Comme souvent, le marché s’est polarisé sur un évènement ou une thèse, en l’occurrence ici, la baisse de l’inflation et certaines déclarations des membres de la Fed dont il déduit une inflexion prochaine de la politique monétaire de l’institution américaine. Si l’anticipation semble justifiée, la conviction avec laquelle elle est jouée, comme peut en témoigner la forte progression des indices boursiers, est quelque peu déconcertante. Jerome Powell, Président de la Fed, souligne pourtant que la trajectoire à venir de l’inflation demeure hautement incertaine et que l’histoire montre clairement qu’un assouplissement prématuré s’avère néfaste.
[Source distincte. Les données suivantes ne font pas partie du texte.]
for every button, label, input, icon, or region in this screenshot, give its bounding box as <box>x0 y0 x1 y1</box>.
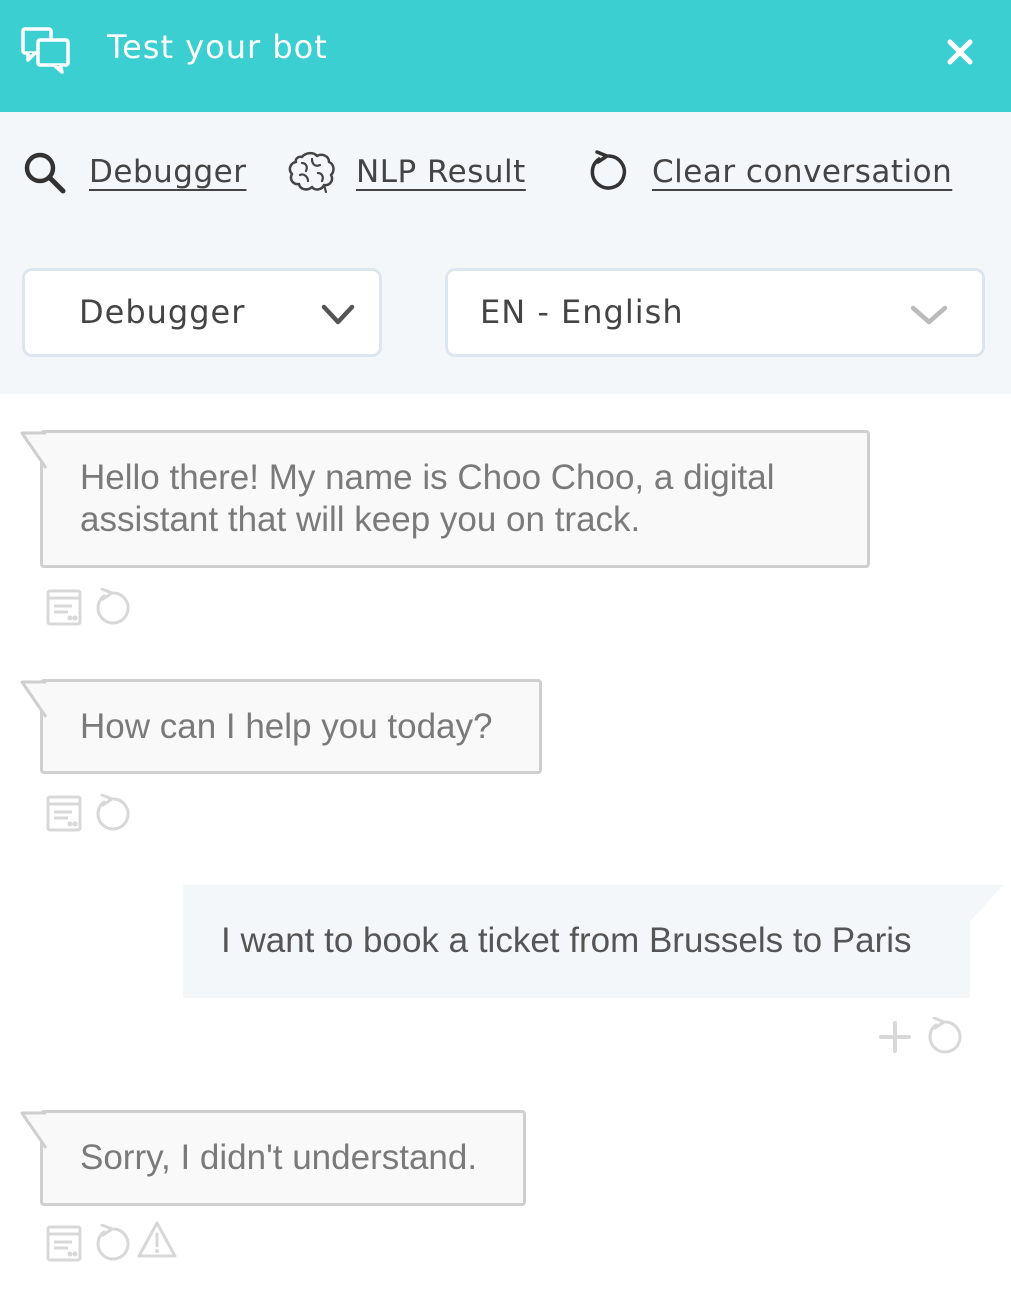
panel-title: Test your bot <box>107 28 328 66</box>
debugger-label: Debugger <box>89 154 247 190</box>
nlp-result-link[interactable]: NLP Result <box>288 150 526 194</box>
user-message: I want to book a ticket from Brussels to… <box>183 885 1003 998</box>
mode-select-value: Debugger <box>79 293 246 331</box>
chat-header: Test your bot <box>0 0 1011 112</box>
log-icon[interactable] <box>46 1224 82 1262</box>
message-text: I want to book a ticket from Brussels to… <box>221 921 912 960</box>
bubble-tail <box>20 1111 48 1150</box>
message-text: How can I help you today? <box>80 707 493 746</box>
close-icon[interactable] <box>942 34 978 70</box>
mode-select[interactable]: Debugger <box>22 268 382 357</box>
bot-message: Hello there! My name is Choo Choo, a dig… <box>20 430 870 568</box>
replay-icon[interactable] <box>92 794 132 834</box>
message-actions <box>46 1221 182 1268</box>
bubble-tail <box>965 885 1003 927</box>
message-text: Sorry, I didn't understand. <box>80 1138 478 1177</box>
toolbar: Debugger NLP Result Clear conversation D… <box>0 112 1011 394</box>
chevron-down-icon <box>321 304 355 325</box>
bot-message: Sorry, I didn't understand. <box>20 1110 526 1206</box>
replay-icon[interactable] <box>92 588 132 628</box>
bubble-tail <box>20 431 48 470</box>
bubble-tail <box>20 680 48 719</box>
brain-icon <box>288 151 335 193</box>
log-icon[interactable] <box>46 588 82 626</box>
language-select[interactable]: EN - English <box>445 268 985 357</box>
add-icon[interactable] <box>876 1017 914 1057</box>
message-actions <box>46 794 136 838</box>
clear-conversation-link[interactable]: Clear conversation <box>586 150 952 194</box>
refresh-icon <box>590 150 627 190</box>
message-actions <box>876 1017 966 1061</box>
debugger-link[interactable]: Debugger <box>22 150 246 194</box>
message-text: Hello there! My name is Choo Choo, a dig… <box>80 458 775 539</box>
bot-message: How can I help you today? <box>20 679 542 774</box>
replay-icon[interactable] <box>924 1017 964 1057</box>
language-select-value: EN - English <box>480 293 684 331</box>
log-icon[interactable] <box>46 794 82 832</box>
nlp-result-label: NLP Result <box>356 154 526 190</box>
clear-conversation-label: Clear conversation <box>652 154 953 190</box>
message-actions <box>46 588 136 632</box>
chevron-down-icon <box>910 305 948 325</box>
search-icon <box>24 152 66 193</box>
chat-bubbles-icon <box>21 27 70 74</box>
warning-icon[interactable] <box>136 1220 178 1260</box>
replay-icon[interactable] <box>92 1224 132 1264</box>
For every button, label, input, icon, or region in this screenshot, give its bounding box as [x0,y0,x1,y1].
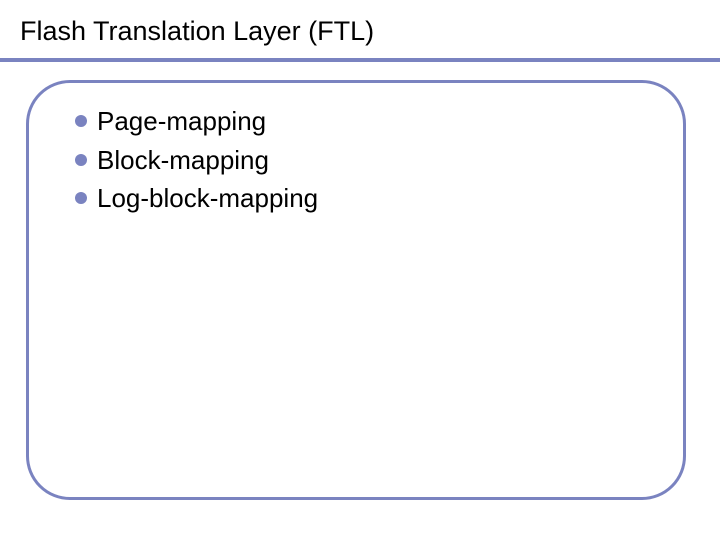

Aux États-Unis, les prévisions de baisse des taux directeurs à un horizon de six mois semblent ainsi très optimistes alors qu’il faudra du temps pour ramener l’inflation à l’objectif des grandes banques centrales, surtout si l’on en juge par la solidité du marché de l’emploi des deux côtés de l’Atlantique. Enfin, une récession semble probable, ce qui devrait inciter à une certaines prudence. Les plus optimistes pourront arguer qu’elle se reflète déjà dans le prix des actifs, ce qui est peut-être en partie vrai pour l’Europe mais qui ne semble pas être le cas pour les États-Unis. L’ampleur de la récession est quand à elle une inconnue majeure qui aura un impact déterminant. Sur les marchés de taux, le resserrement des spreads est très rapide, en particulier sur le segment des obligations les plus risquées (« high yield »).

Sources principales : Agence Internationale de l’Energie, Banque de France, BCE, BEA, BIS, Bloomberg, BOJ, BOC, CGPConseils, Coface, Euler Hermès, Facset, Federal Reserve, Financial Times, FMI, INSEE, ISTAT, MIT, OCDE, OMC, Reuter.